If you have not yet downloaded the starting project files, you can do so at this link.

You should select a good starting template, upload the data, and then change the instructions, examples, and test questions to customize the job to your specific task. To complete and pass the project, you will have to submit a single zip file that contains two documents:

  1. An HTML Instructions_Preview.html file that includes your instructions, examples, and some sample test questions (as can be seen when you save a job and Preview the result.
  2. A pdf Proposal file, which is a writeup that details your design considerations and strategies for quality assurance.

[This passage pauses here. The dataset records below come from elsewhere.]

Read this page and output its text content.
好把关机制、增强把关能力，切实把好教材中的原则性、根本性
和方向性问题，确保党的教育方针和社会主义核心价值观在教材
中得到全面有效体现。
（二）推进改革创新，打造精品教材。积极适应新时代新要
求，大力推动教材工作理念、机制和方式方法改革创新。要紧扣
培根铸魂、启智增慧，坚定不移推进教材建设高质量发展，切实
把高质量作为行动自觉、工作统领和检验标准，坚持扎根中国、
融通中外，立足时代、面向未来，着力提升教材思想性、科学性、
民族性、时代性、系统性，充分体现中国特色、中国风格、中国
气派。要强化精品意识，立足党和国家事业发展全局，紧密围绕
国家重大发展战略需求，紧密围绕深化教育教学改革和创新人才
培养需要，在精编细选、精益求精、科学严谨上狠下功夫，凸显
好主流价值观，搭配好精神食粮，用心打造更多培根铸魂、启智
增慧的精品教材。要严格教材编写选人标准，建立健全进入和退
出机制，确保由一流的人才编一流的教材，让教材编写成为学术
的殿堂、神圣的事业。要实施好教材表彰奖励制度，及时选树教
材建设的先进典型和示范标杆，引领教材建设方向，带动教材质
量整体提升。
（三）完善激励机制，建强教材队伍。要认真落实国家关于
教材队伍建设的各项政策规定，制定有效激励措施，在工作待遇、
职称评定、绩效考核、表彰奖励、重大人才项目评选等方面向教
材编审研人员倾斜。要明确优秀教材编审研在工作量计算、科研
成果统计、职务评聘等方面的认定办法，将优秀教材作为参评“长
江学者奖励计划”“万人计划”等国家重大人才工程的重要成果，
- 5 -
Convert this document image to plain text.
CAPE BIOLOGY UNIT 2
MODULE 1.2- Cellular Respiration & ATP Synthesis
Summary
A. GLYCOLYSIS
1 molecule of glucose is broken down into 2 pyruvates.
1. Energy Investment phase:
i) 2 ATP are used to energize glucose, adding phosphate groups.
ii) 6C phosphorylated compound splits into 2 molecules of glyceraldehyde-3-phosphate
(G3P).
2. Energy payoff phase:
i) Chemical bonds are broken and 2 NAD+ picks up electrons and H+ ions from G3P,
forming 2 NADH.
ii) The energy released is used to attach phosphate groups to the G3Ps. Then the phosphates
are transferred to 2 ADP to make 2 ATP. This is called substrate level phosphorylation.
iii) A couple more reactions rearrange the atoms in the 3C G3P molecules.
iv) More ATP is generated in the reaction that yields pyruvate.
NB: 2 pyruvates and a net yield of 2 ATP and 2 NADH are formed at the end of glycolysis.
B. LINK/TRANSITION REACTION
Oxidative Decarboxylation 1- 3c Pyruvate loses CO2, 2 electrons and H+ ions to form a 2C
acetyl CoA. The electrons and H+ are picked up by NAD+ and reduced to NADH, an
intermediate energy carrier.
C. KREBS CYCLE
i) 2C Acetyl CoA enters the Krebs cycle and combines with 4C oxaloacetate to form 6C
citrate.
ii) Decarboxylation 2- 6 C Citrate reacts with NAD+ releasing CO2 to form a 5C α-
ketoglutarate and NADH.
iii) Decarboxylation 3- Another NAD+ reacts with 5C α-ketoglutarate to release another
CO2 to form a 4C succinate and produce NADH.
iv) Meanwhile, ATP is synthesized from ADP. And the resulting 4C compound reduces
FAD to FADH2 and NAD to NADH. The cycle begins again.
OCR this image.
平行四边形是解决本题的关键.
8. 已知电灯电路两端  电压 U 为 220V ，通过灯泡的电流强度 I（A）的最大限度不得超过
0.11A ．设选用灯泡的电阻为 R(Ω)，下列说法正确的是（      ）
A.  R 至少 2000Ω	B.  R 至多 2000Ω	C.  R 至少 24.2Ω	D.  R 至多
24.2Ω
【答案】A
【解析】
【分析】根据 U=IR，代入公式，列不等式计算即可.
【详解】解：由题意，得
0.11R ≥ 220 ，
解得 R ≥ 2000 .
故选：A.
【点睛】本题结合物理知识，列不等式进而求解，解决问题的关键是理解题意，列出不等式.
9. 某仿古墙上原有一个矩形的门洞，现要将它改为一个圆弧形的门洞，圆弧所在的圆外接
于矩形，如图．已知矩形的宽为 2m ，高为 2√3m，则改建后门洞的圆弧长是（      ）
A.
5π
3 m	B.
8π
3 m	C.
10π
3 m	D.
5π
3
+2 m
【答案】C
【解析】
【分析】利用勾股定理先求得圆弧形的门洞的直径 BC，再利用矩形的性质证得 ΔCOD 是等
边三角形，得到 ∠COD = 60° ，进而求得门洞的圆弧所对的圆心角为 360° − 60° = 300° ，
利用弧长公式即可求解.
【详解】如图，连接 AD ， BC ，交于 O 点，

You will not need to launch the data labeling job, only submit the required files. Detailed instructions for what is required to complete each document can be found in the project rubric.


Other Considerations

You should design a data annotation job, such that a non-expert can identify more noticeable cases of pneumonia. Since you are designing for a non-expert annotator, you should design for failure; this means including some way to capture uncertainty in your data labels and test questions.

So, what indicates pneumonia and what kind of advice and examples can we give potential annotators?

There are a few different visual symptoms that indicate pneumonia. The most important areas to have annotators pay attention to are the lungs and the diaphragm.

  • A normal, healthy image will depict clear lungs without any areas of abnormal cloudiness/opacity; there may be structured, web-like vasculature in the lungs but otherwise that area should be clear. In healthy images, you are also more likely to see a diaphragm shadow.
  • A pneumonia image may include a few things: areas of cloudiness/opacity in several concentrated areas or one large area. You may also see a general pattern of opacity that obscures the structure of the lungs, heart, and diaphragm.

Designing a Data Labeling Job

This is a very challenging classification task and so you should provide clear examples and instructions to potential annotators.

  • You may choose to have annotators try to label an image as pneumonia or not (binary classification); if this is the case, you should include an Unknown or Other option to account for uncertainty in an annotation.
  • You may also choose to have annotators describe how likely they think a case of pneumonia is in a given image, and you could measure this on a numerical scale; 0-n for their confidence that an image contains pneumonia symptoms or not. A scale like this automatically includes room for low-confidence and uncertainty.
  • In your Proposal document, you will discuss your design choices and methods for quality assurance.

It is suggested that you start with an Appen job-template, and customize it to this particular task.